Nom: Joseph Viola
Surnom : Pepo
Âge: 50 ans
Passions: L’automobile, l’horlogerie et particulièrement les montres, la peinture. En fait, tout ce qui demande de la précision, de la minutie, du détail, un travail artisanal. Le travail de la main, l’humain. J’aime les singes aussi, pour leur intelligence qui se lit dans leur regard. J’apprécie les œuvres qui les représentent que ce soit un bronze, une peinture ou sous forme de dessin. Ils représentent mon état d’esprit, la joie de vivre. Comme on dit « faire le singe, faire le pitre ».
Distinctions : MOF – 2004 –
Président de l’association « Les bouchons lyonnais » et trésorier des Toques Blanches Lyonnaises depuis 2013.

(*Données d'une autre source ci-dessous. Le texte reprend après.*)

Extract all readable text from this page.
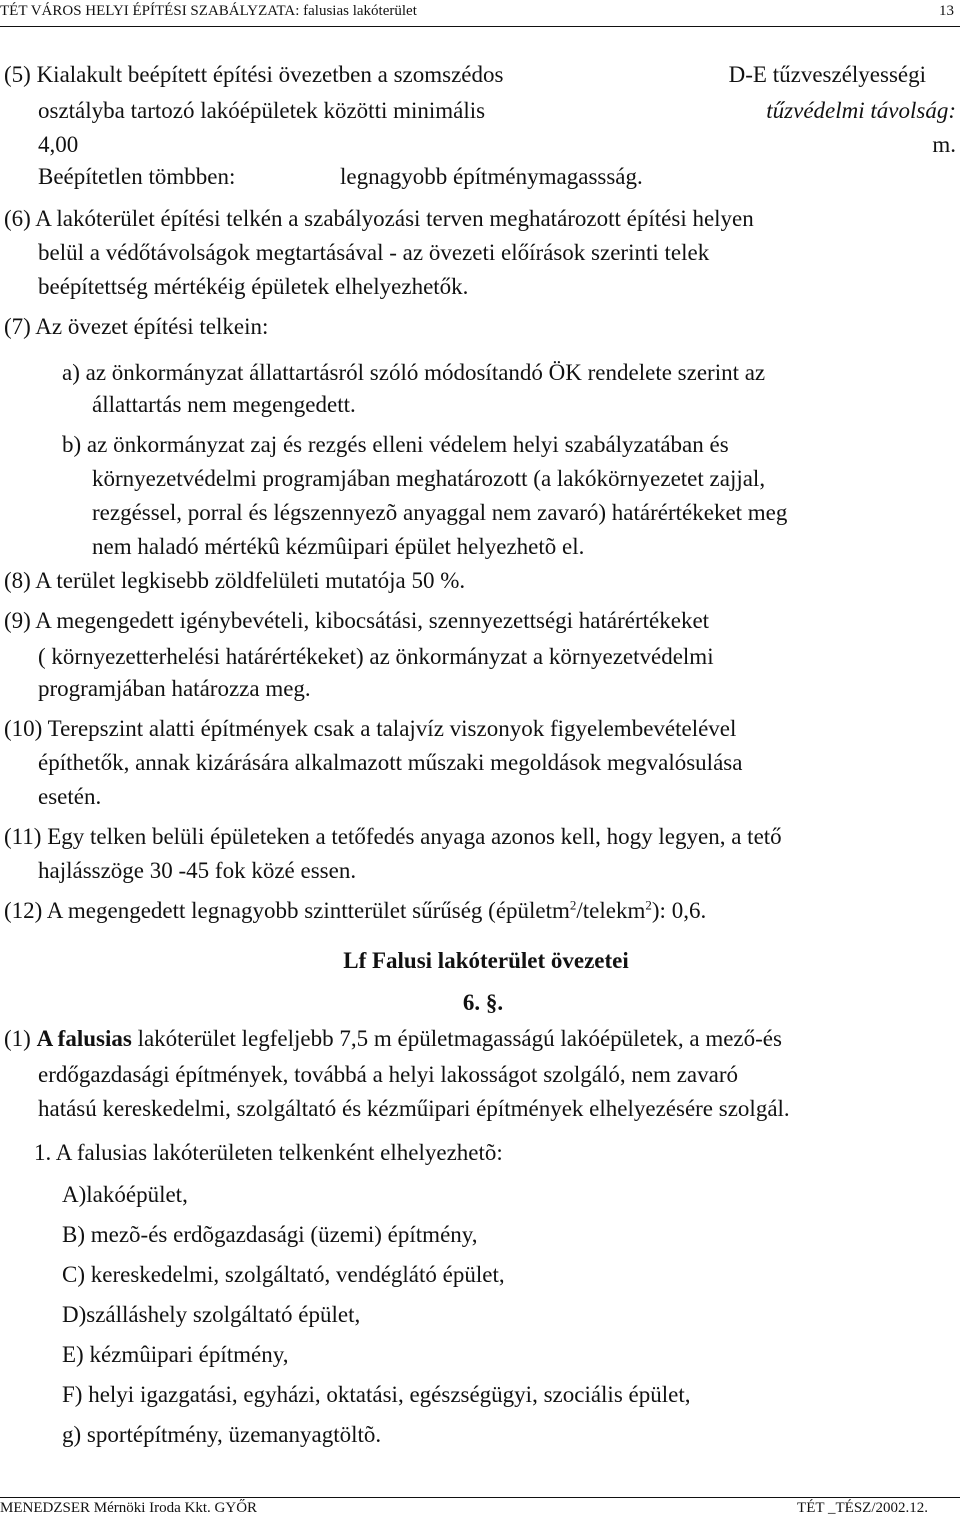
TÉT VÁROS HELYI ÉPÍTÉSI SZABÁLYZATA: falusias lakóterület	13
(5) Kialakult beépített építési övezetben a szomszédos	D-E tűzveszélyességi
osztályba tartozó lakóépületek közötti minimális	tűzvédelmi távolság:
4,00	m.
Beépítetlen tömbben:	legnagyobb építménymagassság.
(6) A lakóterület építési telkén a szabályozási terven meghatározott építési helyen
belül a védőtávolságok megtartásával - az övezeti előírások szerinti telek
beépítettség mértékéig épületek elhelyezhetők.
(7) Az övezet építési telkein:
a) az önkormányzat állattartásról szóló módosítandó ÖK rendelete szerint az
állattartás nem megengedett.
b) az önkormányzat zaj és rezgés elleni védelem helyi szabályzatában és
környezetvédelmi programjában meghatározott (a lakókörnyezetet zajjal,
rezgéssel, porral és légszennyezõ anyaggal nem zavaró) határértékeket meg
nem haladó mértékû kézmûipari épület helyezhetõ el.
(8) A terület legkisebb zöldfelületi mutatója 50 %.
(9) A megengedett igénybevételi, kibocsátási, szennyezettségi határértékeket
( környezetterhelési határértékeket) az önkormányzat a környezetvédelmi
programjában határozza meg.
(10) Terepszint alatti építmények csak a talajvíz viszonyok figyelembevételével
építhetők, annak kizárására alkalmazott műszaki megoldások megvalósulása
esetén.
(11) Egy telken belüli épületeken a tetőfedés anyaga azonos kell, hogy legyen, a tető
hajlásszöge 30 -45 fok közé essen.
(12) A megengedett legnagyobb szintterület sűrűség (épületm$^2$/telekm$^2$): 0,6.
Lf Falusi lakóterület övezetei
6. §.
(1) A falusias lakóterület legfeljebb 7,5 m épületmagasságú lakóépületek, a mező-és
erdőgazdasági építmények, továbbá a helyi lakosságot szolgáló, nem zavaró
hatású kereskedelmi, szolgáltató és kézműipari építmények elhelyezésére szolgál.
1. A falusias lakóterületen telkenként elhelyezhetõ:
A)lakóépület,
B) mezõ-és erdõgazdasági (üzemi) építmény,
C) kereskedelmi, szolgáltató, vendéglátó épület,
D)szálláshely szolgáltató épület,
E) kézmûipari építmény,
F) helyi igazgatási, egyházi, oktatási, egészségügyi, szociális épület,
g) sportépítmény, üzemanyagtöltõ.
MENEDZSER Mérnöki Iroda Kkt. GYŐR	TÉT _TÉSZ/2002.12.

Bib gourmand du guide Michelin en 2004 pour Daniel et Denise – Créqui.
Bib gourmand du guide Michelin en 2013 pour Daniel et Denise – Vieux-Lyon
Le Meilleur Ouvrier de France Joseph Viola nous parle de son parcours. Des restaurants étoilés à la reprise du bouchon lyonnais Daniel et Denise.
1 – Comment définiriez-vous votre métier ?

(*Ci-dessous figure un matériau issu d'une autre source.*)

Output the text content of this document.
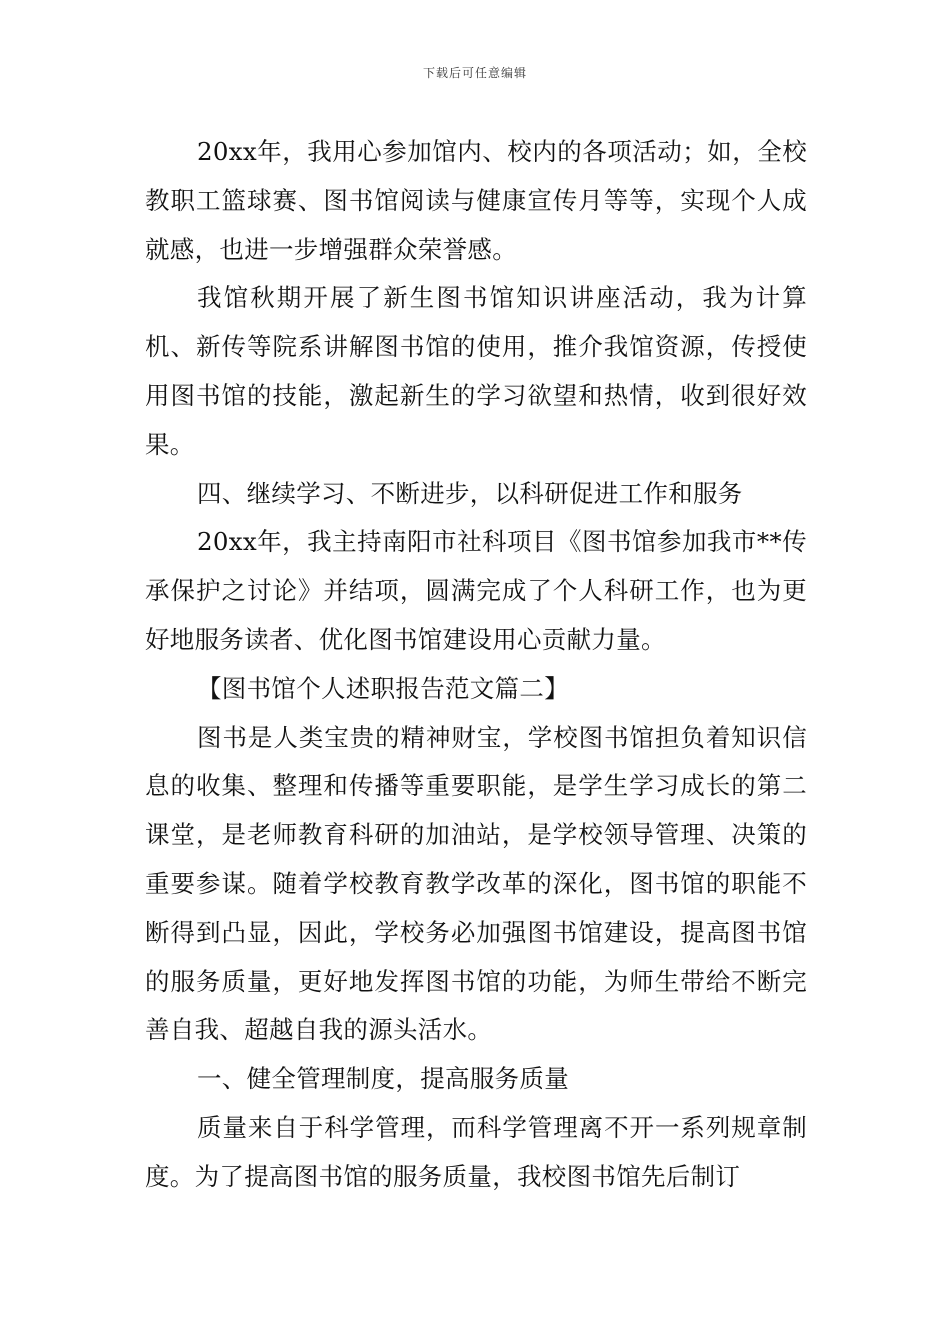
下载后可任意编辑

20xx年，我用心参加馆内、校内的各项活动；如，全校教职工篮球赛、图书馆阅读与健康宣传月等等，实现个人成就感，也进一步增强群众荣誉感。

我馆秋期开展了新生图书馆知识讲座活动，我为计算机、新传等院系讲解图书馆的使用，推介我馆资源，传授使用图书馆的技能，激起新生的学习欲望和热情，收到很好效果。

四、继续学习、不断进步，以科研促进工作和服务

20xx年，我主持南阳市社科项目《图书馆参加我市**传承保护之讨论》并结项，圆满完成了个人科研工作，也为更好地服务读者、优化图书馆建设用心贡献力量。

【图书馆个人述职报告范文篇二】

图书是人类宝贵的精神财宝，学校图书馆担负着知识信息的收集、整理和传播等重要职能，是学生学习成长的第二课堂，是老师教育科研的加油站，是学校领导管理、决策的重要参谋。随着学校教育教学改革的深化，图书馆的职能不断得到凸显，因此，学校务必加强图书馆建设，提高图书馆的服务质量，更好地发挥图书馆的功能，为师生带给不断完善自我、超越自我的源头活水。

一、健全管理制度，提高服务质量

质量来自于科学管理，而科学管理离不开一系列规章制度。为了提高图书馆的服务质量，我校图书馆先后制订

J’ai plusieurs casquettes. Je suis à la fois cuisinier, chef de cuisine, chef d’entreprise, communiquant et comptable.
Quand nous avons repris Daniel et Denise avec mon épouse, j’étais cuisinier et chef de cuisine. À ce niveau, il faut savoir gérer le rapport coût/matière. Petit à petit, le restaurant a commencé à bien marcher. Il a donc fallu embaucher ce qui requiert des qualités en matière de ressources humaines. Pour grandir, j’ai dû apprendre à communiquer. Je me rappelle m’être fixé un planning dans lequel j’intégrais une participation trimestrielle à un évènement pour parler du restaurant.
À l’ouverture du second Daniel et Denise dans le Vieux-Lyon, j’ai dû apprendre à déléguer. J’ai embauché une Directrice des ressources humaines et Camille Carlier qui est en charge de toute la partie communication. À l’ouverture de notre 3ème restaurant à la Croix-Rousse, la gestion financière devenant complexe, j’ai embauché une comptable.

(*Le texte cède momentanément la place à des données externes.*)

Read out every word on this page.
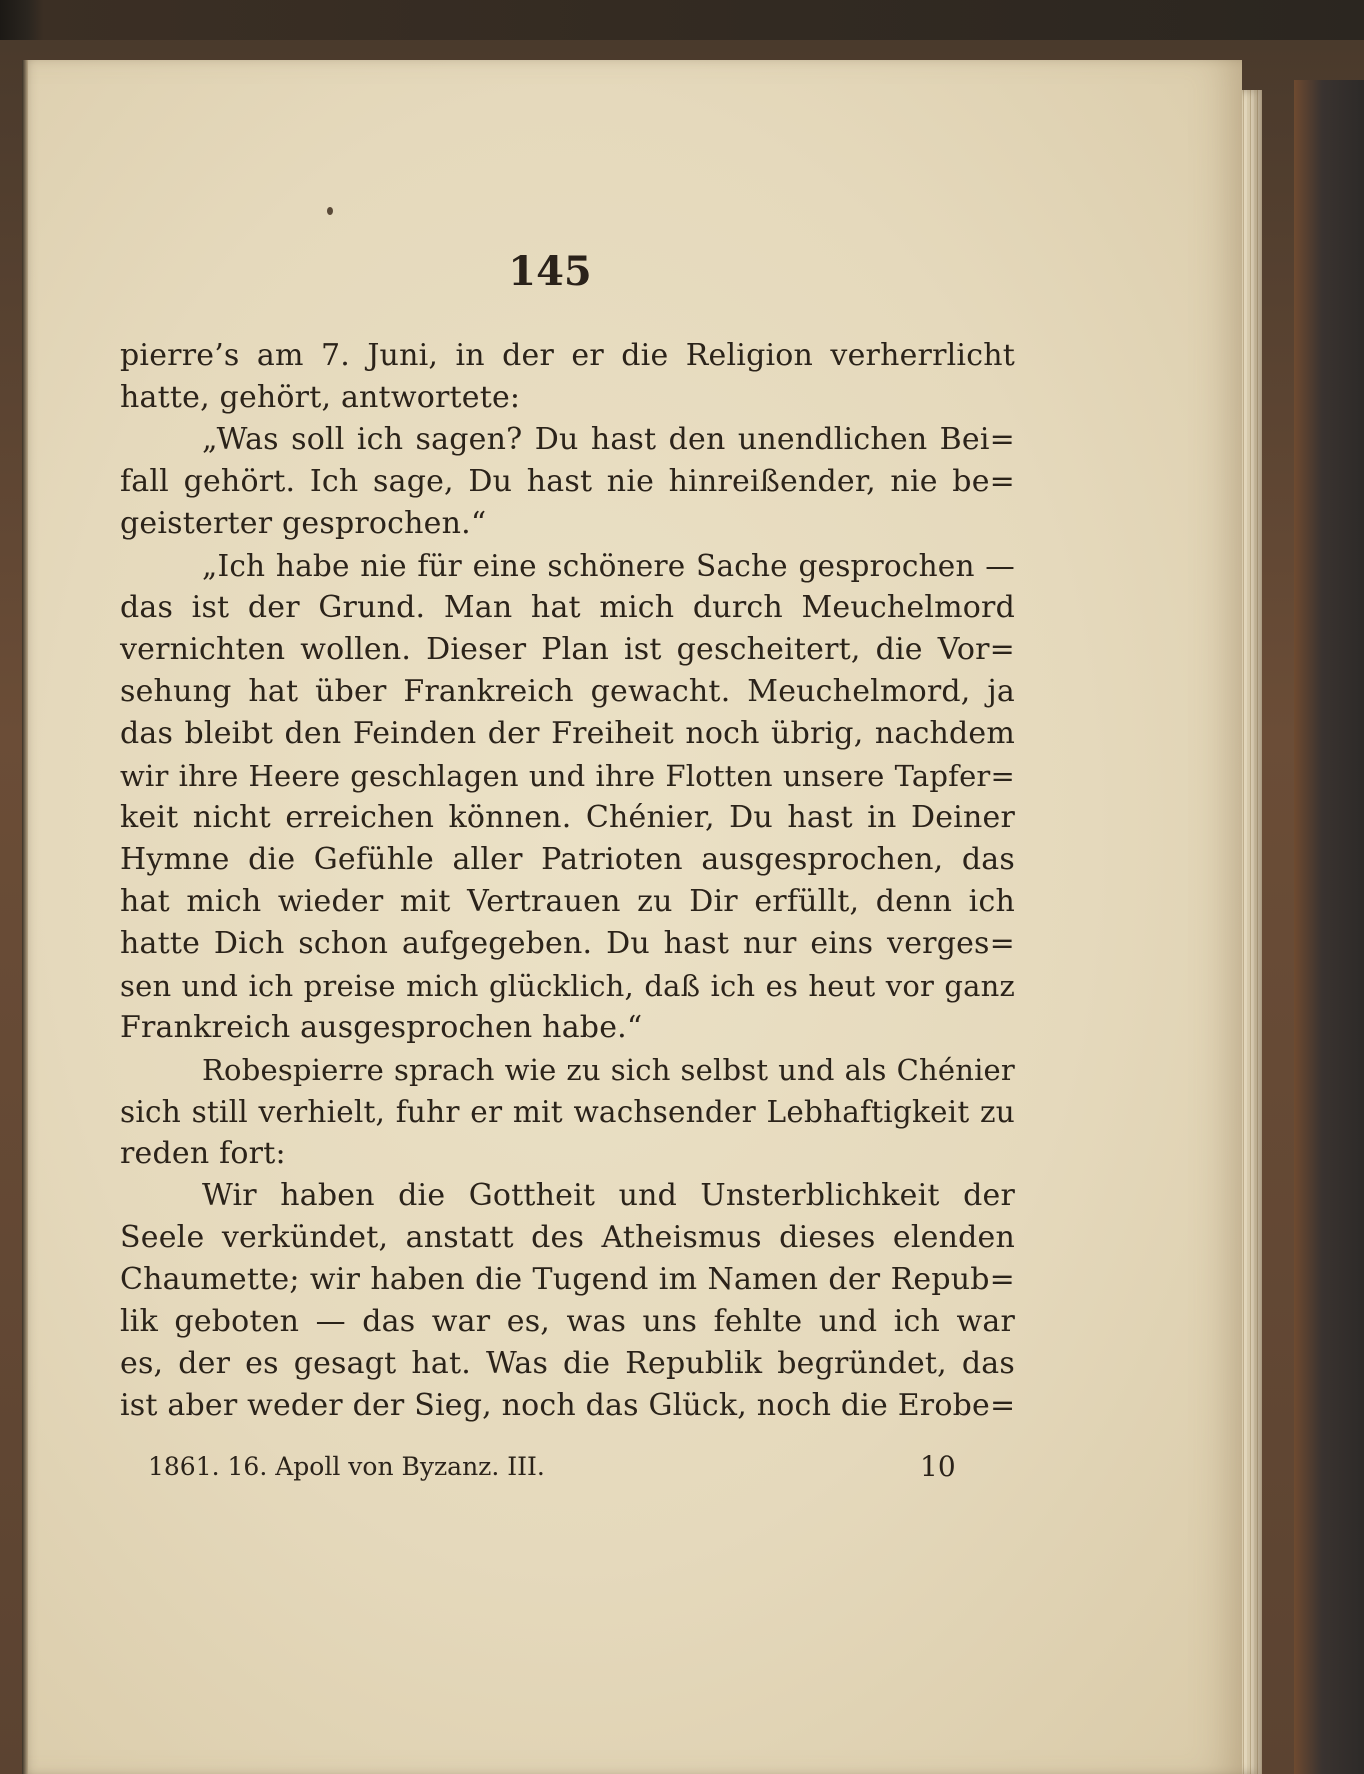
145
pierre’s am 7. Juni, in der er die Religion verherrlicht
hatte, gehört, antwortete:
„Was soll ich sagen? Du hast den unendlichen Bei=
fall gehört. Ich sage, Du hast nie hinreißender, nie be=
geisterter gesprochen.“
„Ich habe nie für eine schönere Sache gesprochen —
das ist der Grund. Man hat mich durch Meuchelmord
vernichten wollen. Dieser Plan ist gescheitert, die Vor=
sehung hat über Frankreich gewacht. Meuchelmord, ja
das bleibt den Feinden der Freiheit noch übrig, nachdem
wir ihre Heere geschlagen und ihre Flotten unsere Tapfer=
keit nicht erreichen können. Chénier, Du hast in Deiner
Hymne die Gefühle aller Patrioten ausgesprochen, das
hat mich wieder mit Vertrauen zu Dir erfüllt, denn ich
hatte Dich schon aufgegeben. Du hast nur eins verges=
sen und ich preise mich glücklich, daß ich es heut vor ganz
Frankreich ausgesprochen habe.“
Robespierre sprach wie zu sich selbst und als Chénier
sich still verhielt, fuhr er mit wachsender Lebhaftigkeit zu
reden fort:
Wir haben die Gottheit und Unsterblichkeit der
Seele verkündet, anstatt des Atheismus dieses elenden
Chaumette; wir haben die Tugend im Namen der Repub=
lik geboten — das war es, was uns fehlte und ich war
es, der es gesagt hat. Was die Republik begründet, das
ist aber weder der Sieg, noch das Glück, noch die Erobe=
1861. 16. Apoll von Byzanz. III.	10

Déléguer pour pouvoir faire plus de choses à côté
Donc globalement, on peut dire que notre métier requiert de la polyvalence, c’est aussi ce qui le rend intéressant. Sans compter que le fait de déléguer me permet d’avoir la liberté de faire d’autres activités. J’aime par exemple vadrouiller dans d’autres départements français ou d’autres pays pour m’enrichir de leur culture et parallèlement transmettre mes connaissances et mon expérience.
Depuis quatre ans, je pars quatre fois par an pendant une semaine afin de donner des cours pratiques et théoriques en Turquie. En parallèle, nous réussissons à accueillir vingt stagiaires turcs en France afin qu’ils puissent être formés pendant trois mois dans des restaurants labellisés Toques Blanches Lyonnaises.
« Je rêvais de devenir footballeur »
2 – Comment vous est venu ce goût pour la cuisine ?
Petit j’avais tout le temps un ballon au pied. Au grand désespoir de maman qui voyait les semelles de mes chaussures s’user quotidiennement ! Je rêvais de devenir footballeur mais mes parents jugeant que cette discipline ne pouvait pas se transformer en vrai métier, j’ai du y renoncer à regret.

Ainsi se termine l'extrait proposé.